Illuminate me ... 09.Jul.2003 07:56

mseuphoria kate@dnki.net

I bike commute in urban areas (Boston and Cambridge). Drivers do such stupid stuff around here (way stupider than I remember them doing in Portland) that I need a bike light that stays on when I'm not moving so some idiot with his cel phone (and head) up his rear might actually notice me beside him when he decides to make his own lane to get around some other celphone addled wank who just suddenly decided to put on his turn signal.

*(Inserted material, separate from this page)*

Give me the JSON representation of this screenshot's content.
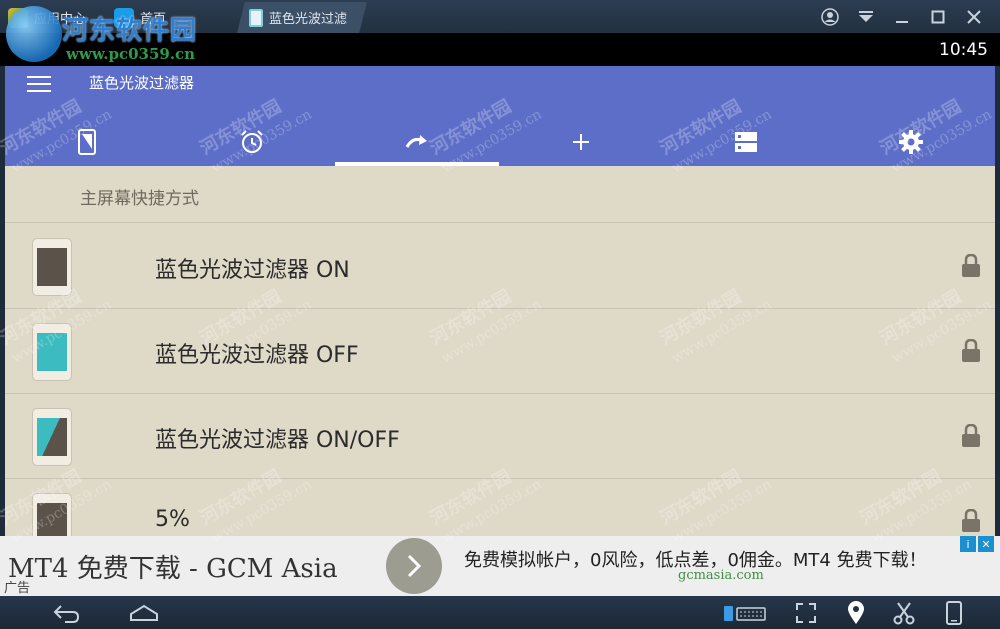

I'd like to break the battery habit (I do the 100hr cateye led with NiMH rechargables now), but I need that light on the whole time to fend off wrong way lefts and people taking "left of way" at the start of a forward light cycle. They don't do this if they see that bright headlight. Do those nifty generator lights stay on? If so, how do they do it if they don't have a storage battery?

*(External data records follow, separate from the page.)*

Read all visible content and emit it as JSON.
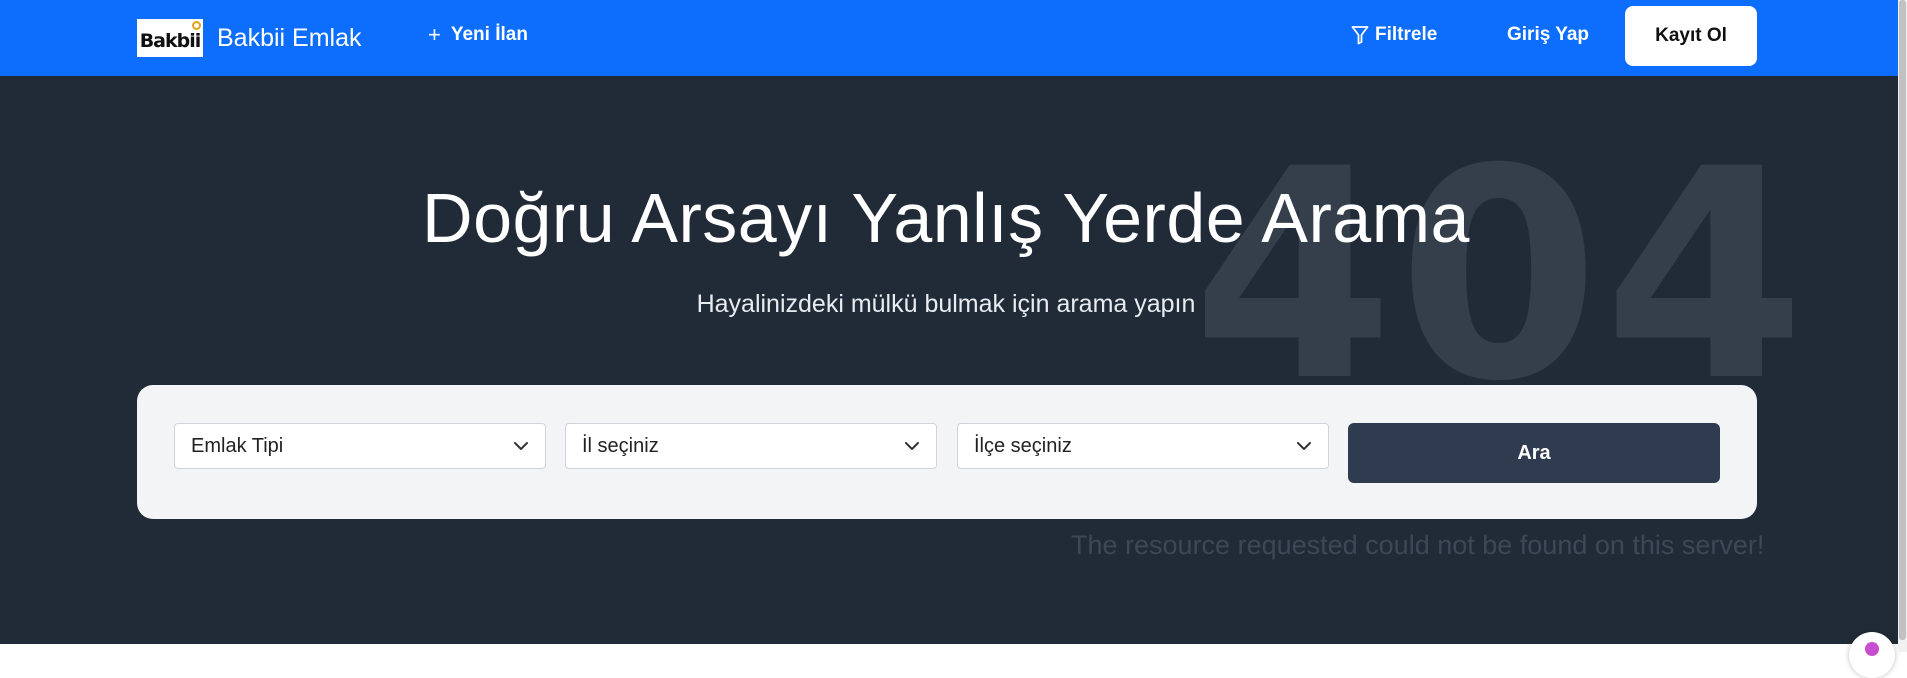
{
  "navbar": {
    "logo_text": "Bakbii",
    "brand_name": "Bakbii Emlak",
    "new_listing": {
      "icon": "plus-icon",
      "label": "Yeni İlan"
    },
    "filter": {
      "icon": "filter-icon",
      "label": "Filtrele"
    },
    "login_label": "Giriş Yap",
    "register_label": "Kayıt Ol"
  },
  "hero": {
    "background_404": "404",
    "title": "Doğru Arsayı Yanlış Yerde Arama",
    "subtitle": "Hayalinizdeki mülkü bulmak için arama yapın",
    "error_message": "The resource requested could not be found on this server!"
  },
  "search": {
    "property_type": {
      "selected": "Emlak Tipi",
      "icon": "chevron-down-icon"
    },
    "province": {
      "selected": "İl seçiniz",
      "icon": "chevron-down-icon"
    },
    "district": {
      "selected": "İlçe seçiniz",
      "icon": "chevron-down-icon"
    },
    "button_label": "Ara"
  },
  "colors": {
    "navbar_bg": "#0d6efd",
    "hero_bg": "#212b38",
    "card_bg": "#f3f4f6",
    "button_bg": "#2f3b4e"
  }
}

It's called a 'standlight' 09.Jul.2003 21:57

Battery-less in Portland

For a few dollars more, generator lights can be purchased which include a 'standlight'. While there is no battery involved, the principle is the same. A capacitor in the lighting circuit stores electricity generated while you are riding, which is enough to power a fairly bright LED bulb for about 5 minutes after you stop pedalling. If you can't find a shop that sells generator sets with standlights in your area, try Peter White Cycles in New Hampshire; they sell via the web at:

 http://www.peterwhitecycles.com/lightingsystems.htm

where is city bikes 10.Jul.2003 14:42

dominican lou

hey

where is city bikes.

Do they have a website.

Thanks

Too Lazy for the Revolution? 10.Jul.2003 18:42

Get off the couch!!

How lazy are you? You could have looked this up yourself on Google or in your local phone directory.

Citybikes Workers Cooperative, Repairs, (503) 239-0553, 1914 SE Ankeny St, Portland, OR 97214
Citybikes Workers Cooperative, Annex Sales & Rentals, (503) 239-6951, 734 SE Ankeny St, Portland, OR 97214

Bike Lights 29.Sep.2003 14:04

Adrian Hands AHands@unforgettable.com

I'm an avid cyclist in Raleigh NC who bike commutes to work daily (frequently cycling home in the dark) and participates in ultra-marathon overnight cycling events.

Bike lights have never been better.

There's two kinds you should look at:
Battery operated LEDs and Generator powered lights.

Neither are cheap - but they are very much worth the $$$.
I used to get a few days or maybe a week out of four AA alkalines with the Halogen lamps, but the bright white LEDs have changed all that. The Cat Eye EL-300 headlight gets me MONTHS of cycling out of four AAs. The newer Cat Eye EL-400 runs on three AAAs. All of the LED taillights are great - they run seemingly forever on a pair of AAs or AAAs.

Generators: Many ultra-marathon cyclists swear by the hub generators. I use a Union Bottom Bracket generator with a halogen headlamp - it mounts where a kickstand would mount and a remote control lever allows you engage/disengage the generator from the rear wheel while riding. It's less expensive than the hub generator, but I've found it VERY reliable and the accusations that this type of generator will slip in the rain are groundless in my experience. I've used it in absolute DOWNPOURS with no problems.

Anyway, hub generators will set you back several hundred dollars, bottom bracket generators with lamps about a hundred, and the LED units $20 - $40 (plus batteries).


lights 23.Oct.2003 22:53

chopperbiker

does anybody make a generator light that you can switch to other bikes? i have too many bikes for a generator set-up if not. also, as an everyday rider, i like the super-bright LED on other cyclists bikes. i can tell its a bike and not a motorcycle that never catches up and they dont blind me when they come at me.